The Tatmadaw (Myanmar Army) targeted the Rohingya minorities, cutting them off from access to food, finances, intelligence, and recruits from the local civilian population in "clearance operations" following the 1960s "Four Cuts" counterinsurgency policy, according to the report.
They killed the civilians and destroyed entire villages defying international human rights law which amount to criminal conduct.
The Tatmadaw's tactics were consistently and grossly disproportionate to actual security threats, especially in Rakhine State, but also in northern Myanmar, the report added.
The pattern of rape and sexual violence has remained the same in Myanmar for at least three decades, the UN investigators observed in the report.
The scale, brutality and systematic nature of these violations indicate that rape and sexual violence were part of a deliberate strategy to intimidate, terrorise or punish a civilian population, and were used as a tactic of war. This level of normalisation is only possible in a climate of long-standing impunity, the probe body said.
The Tatmadaw has historically cast itself as the protector of the nation, preserving "national unity in the face of ethnic diversity", while prioritising Bamar-Buddhist identity and interests. Discrimination against ethnic and religious minority groups has been well-documented for decades, the UN report read.
The Rohingya people have been excluded from Myanmar since 1960, which made them stateless and while other ethnic and religious minorities are, at least in theory, accepted as belonging to the nation under their "national race" status, the Rohingya's lack of status has dramatically increased their vulnerability. This contributes to the extreme scale and intensity of the violence against them, the report added.
The Tatmadaw acts with complete impunity and has never been held accountable.

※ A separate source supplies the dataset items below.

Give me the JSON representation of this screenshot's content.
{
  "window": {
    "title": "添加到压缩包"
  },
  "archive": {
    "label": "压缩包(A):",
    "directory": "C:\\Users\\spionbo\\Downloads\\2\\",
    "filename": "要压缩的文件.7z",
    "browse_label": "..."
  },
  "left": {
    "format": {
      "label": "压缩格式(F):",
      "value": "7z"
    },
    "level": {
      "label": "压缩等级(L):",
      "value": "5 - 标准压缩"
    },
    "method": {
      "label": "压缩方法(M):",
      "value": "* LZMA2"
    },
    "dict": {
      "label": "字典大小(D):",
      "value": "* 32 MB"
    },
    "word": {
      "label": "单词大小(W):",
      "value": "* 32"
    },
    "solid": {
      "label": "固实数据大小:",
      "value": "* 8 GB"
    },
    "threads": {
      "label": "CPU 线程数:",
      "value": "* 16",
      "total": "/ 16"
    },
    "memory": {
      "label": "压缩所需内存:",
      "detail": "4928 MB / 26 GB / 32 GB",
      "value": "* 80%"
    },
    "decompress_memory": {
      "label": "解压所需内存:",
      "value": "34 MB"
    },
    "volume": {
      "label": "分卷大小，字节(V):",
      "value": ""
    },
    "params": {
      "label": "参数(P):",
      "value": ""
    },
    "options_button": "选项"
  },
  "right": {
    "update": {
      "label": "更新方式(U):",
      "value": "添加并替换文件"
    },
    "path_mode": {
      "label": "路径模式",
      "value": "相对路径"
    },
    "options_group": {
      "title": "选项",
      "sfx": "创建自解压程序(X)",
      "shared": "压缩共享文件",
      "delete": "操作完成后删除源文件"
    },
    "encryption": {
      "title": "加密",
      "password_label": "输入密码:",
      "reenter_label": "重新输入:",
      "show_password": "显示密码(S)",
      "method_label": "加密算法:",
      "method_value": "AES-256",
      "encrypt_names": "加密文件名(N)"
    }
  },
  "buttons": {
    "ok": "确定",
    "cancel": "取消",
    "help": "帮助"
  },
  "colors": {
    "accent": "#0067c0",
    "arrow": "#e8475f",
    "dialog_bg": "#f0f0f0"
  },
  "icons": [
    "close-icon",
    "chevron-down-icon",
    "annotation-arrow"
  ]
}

Occasional superficial investigations have only been undertaken when faced with public exposure of undeniable evidence, the investigators said.
This pattern is a result of the political and legal construct of the country, whereby the Tatmadaw is removed from all civilian oversight and is given the constitutional right to adjudicate its own affairs, with the Commander-in-Chief making the "final and conclusive" decisions in matters of military justice, the report added.